MCL 500.3109(1) states, "Benefits provided or required to be provided under the laws of any state or the federal government shall be subtracted from the [PIP] benefits otherwise payable for the injury under this chapter." The Michigan Supreme Court has held that this provision permits no-fault providers "to deduct social security disability benefits from work loss benefits." Mich Ed Employees Mut Ins Co v Morris, 460 Mich. 180, 185; 596 N.W.2d 142 (1999); Profit v Citizens Ins Co of America, 444 Mich. 281, 283; 506 N.W.2d 514 (1993). MCL 500.3109a(1) further permits no-fault insurers to set-off their wage-loss payments by "other health and accident coverage." This includes wage-loss benefits paid out by disability insurance policies or plans. See Jarrad v Integon Nat'l Ins Co, 472 Mich. 207, 218; 696 N.W.2d 621 (2005); Rettig v Hastings Mut Ins Co, 196 Mich.App. 329, 333; 492 N.W.2d 526 (1992).

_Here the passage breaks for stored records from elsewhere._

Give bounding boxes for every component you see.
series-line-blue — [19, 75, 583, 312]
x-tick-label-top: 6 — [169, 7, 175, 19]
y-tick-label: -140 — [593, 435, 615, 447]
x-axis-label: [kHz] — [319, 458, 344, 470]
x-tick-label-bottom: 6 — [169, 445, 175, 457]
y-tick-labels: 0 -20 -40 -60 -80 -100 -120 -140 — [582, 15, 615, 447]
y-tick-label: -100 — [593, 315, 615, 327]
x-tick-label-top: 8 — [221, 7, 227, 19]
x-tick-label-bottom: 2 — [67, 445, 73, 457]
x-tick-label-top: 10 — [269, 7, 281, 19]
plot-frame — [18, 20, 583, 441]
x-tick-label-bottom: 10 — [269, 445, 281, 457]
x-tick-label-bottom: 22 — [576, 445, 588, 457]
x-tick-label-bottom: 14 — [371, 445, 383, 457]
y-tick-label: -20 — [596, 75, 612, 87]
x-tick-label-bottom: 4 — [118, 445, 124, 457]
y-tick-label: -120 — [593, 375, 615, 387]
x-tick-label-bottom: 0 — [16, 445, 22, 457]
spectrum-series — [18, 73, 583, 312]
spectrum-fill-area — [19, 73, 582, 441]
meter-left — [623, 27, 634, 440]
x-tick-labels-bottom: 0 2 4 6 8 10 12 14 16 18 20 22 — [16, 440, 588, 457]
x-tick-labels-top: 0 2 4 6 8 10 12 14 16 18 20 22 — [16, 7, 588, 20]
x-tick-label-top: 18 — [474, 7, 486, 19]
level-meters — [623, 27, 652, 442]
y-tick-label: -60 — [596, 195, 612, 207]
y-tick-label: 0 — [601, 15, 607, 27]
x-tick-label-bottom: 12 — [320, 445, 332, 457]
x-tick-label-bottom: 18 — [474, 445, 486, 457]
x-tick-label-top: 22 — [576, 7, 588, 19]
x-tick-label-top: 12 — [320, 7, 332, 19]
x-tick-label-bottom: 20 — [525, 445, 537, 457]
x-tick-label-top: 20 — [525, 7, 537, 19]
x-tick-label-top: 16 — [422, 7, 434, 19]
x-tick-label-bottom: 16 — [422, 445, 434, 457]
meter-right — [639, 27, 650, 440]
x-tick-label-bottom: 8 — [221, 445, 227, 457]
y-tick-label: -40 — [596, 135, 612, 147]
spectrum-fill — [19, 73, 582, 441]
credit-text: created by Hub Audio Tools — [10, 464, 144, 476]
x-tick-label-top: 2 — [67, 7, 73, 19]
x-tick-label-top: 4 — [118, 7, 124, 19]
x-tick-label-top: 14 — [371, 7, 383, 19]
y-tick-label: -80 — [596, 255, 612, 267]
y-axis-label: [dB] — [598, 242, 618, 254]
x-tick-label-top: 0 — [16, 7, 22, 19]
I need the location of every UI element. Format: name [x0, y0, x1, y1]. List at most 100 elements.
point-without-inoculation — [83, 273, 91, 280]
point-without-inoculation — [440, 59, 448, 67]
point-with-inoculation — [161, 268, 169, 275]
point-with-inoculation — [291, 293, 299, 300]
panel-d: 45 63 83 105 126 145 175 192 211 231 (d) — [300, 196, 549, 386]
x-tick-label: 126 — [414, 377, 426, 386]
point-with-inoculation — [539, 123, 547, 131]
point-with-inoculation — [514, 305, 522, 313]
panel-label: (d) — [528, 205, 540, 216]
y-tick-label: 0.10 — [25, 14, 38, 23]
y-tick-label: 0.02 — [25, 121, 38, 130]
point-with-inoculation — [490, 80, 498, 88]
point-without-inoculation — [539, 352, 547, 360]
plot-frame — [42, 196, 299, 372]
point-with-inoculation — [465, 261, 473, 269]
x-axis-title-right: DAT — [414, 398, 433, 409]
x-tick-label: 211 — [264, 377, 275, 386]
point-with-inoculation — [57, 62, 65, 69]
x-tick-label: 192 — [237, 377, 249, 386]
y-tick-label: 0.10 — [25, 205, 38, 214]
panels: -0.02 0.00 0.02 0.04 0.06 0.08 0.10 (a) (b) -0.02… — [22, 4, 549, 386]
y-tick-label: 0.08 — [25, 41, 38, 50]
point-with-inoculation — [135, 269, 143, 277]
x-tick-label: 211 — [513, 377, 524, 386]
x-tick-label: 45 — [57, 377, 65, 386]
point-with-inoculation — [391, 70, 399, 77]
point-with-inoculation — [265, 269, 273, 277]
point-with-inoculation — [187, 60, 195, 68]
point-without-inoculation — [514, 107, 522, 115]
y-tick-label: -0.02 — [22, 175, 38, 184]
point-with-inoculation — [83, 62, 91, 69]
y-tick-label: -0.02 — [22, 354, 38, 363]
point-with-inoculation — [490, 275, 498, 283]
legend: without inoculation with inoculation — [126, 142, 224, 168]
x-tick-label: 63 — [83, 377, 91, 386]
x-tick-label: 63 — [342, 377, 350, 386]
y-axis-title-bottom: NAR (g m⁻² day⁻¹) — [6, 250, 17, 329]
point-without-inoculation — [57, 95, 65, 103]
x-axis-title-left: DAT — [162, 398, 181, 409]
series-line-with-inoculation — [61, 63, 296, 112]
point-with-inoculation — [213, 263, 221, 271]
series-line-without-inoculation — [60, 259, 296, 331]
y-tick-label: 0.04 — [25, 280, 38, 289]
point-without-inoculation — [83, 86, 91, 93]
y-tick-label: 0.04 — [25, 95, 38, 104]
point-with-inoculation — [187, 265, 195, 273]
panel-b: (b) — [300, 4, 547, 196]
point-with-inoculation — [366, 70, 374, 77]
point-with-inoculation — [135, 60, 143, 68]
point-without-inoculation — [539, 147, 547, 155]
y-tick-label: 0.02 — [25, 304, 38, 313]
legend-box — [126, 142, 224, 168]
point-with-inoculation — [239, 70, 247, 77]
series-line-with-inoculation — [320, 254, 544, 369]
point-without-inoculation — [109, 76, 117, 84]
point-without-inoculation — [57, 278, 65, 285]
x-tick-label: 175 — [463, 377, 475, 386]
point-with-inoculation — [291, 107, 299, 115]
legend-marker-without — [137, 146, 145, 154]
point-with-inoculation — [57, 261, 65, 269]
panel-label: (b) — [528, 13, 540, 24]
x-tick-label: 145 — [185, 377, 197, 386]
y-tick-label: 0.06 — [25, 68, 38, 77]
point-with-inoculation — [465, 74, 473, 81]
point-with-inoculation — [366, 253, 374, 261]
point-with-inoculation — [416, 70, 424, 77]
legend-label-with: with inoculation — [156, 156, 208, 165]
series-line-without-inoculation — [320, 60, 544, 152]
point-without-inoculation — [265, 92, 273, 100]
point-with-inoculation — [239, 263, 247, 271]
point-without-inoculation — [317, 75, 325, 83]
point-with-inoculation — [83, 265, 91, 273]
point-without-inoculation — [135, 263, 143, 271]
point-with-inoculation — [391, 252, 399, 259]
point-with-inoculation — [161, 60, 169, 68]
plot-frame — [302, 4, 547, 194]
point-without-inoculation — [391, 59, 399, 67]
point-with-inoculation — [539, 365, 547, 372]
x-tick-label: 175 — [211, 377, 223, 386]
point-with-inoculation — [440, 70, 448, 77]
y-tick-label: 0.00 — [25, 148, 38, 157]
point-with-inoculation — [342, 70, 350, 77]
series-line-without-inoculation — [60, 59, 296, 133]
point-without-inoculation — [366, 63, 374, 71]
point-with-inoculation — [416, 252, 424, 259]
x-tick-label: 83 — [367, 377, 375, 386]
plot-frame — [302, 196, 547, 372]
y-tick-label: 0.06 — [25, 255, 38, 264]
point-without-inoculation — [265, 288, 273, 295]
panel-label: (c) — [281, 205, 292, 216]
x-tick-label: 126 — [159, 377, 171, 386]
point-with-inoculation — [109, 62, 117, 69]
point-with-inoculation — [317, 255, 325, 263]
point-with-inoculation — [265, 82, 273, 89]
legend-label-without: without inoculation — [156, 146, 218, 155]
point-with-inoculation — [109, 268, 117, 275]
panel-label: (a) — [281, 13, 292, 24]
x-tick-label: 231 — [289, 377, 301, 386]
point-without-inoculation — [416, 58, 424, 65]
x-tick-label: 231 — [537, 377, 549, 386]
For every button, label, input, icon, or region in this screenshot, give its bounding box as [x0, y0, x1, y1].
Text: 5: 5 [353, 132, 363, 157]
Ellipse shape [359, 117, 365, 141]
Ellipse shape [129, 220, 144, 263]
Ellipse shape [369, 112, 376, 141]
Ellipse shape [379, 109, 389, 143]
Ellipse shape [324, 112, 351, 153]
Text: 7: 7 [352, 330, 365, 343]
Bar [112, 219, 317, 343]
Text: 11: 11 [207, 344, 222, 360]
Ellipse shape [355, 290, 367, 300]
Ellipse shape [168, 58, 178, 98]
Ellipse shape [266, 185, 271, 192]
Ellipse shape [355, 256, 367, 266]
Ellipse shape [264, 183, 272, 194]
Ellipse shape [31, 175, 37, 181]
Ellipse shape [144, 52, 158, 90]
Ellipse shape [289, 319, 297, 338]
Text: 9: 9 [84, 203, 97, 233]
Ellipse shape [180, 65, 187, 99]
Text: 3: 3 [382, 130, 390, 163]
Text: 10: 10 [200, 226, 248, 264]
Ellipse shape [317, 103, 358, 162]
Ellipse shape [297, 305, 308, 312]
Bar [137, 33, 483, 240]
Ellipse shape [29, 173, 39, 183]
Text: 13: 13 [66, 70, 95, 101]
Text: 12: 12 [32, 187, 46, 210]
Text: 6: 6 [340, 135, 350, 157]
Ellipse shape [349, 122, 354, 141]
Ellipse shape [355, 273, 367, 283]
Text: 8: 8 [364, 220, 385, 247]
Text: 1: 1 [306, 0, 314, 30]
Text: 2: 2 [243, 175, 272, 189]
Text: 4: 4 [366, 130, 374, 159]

Liberty Mutual was clearly permitted to set off the wage-loss benefits paid to Jasmine by the amounts Jasmine received from Sun Life and SSDI. The question is what effect Sun Life's previous setoff of the SSDI benefits has on Liberty Mutual. The COB provision of the Liberty Mutual policy renders the Sun Life policy primary to pay wage-loss benefits. As the Sun Life policy is not a self-funded ERISA plan, it cannot claim priority over Liberty Mutual despite the no-fault policy's COB provision. Accordingly, Liberty Mutual, not Sun Life, was entitled to off set its wage-loss benefit obligation by the SSDI payments. We reverse the circuit court in this regard as well.
Jasmine Heade's recourse is to seek reimbursement from Sun Life for the benefits it withheld.
We reverse and remand for further proceedings consistent with this opinion. We do not retain jurisdiction.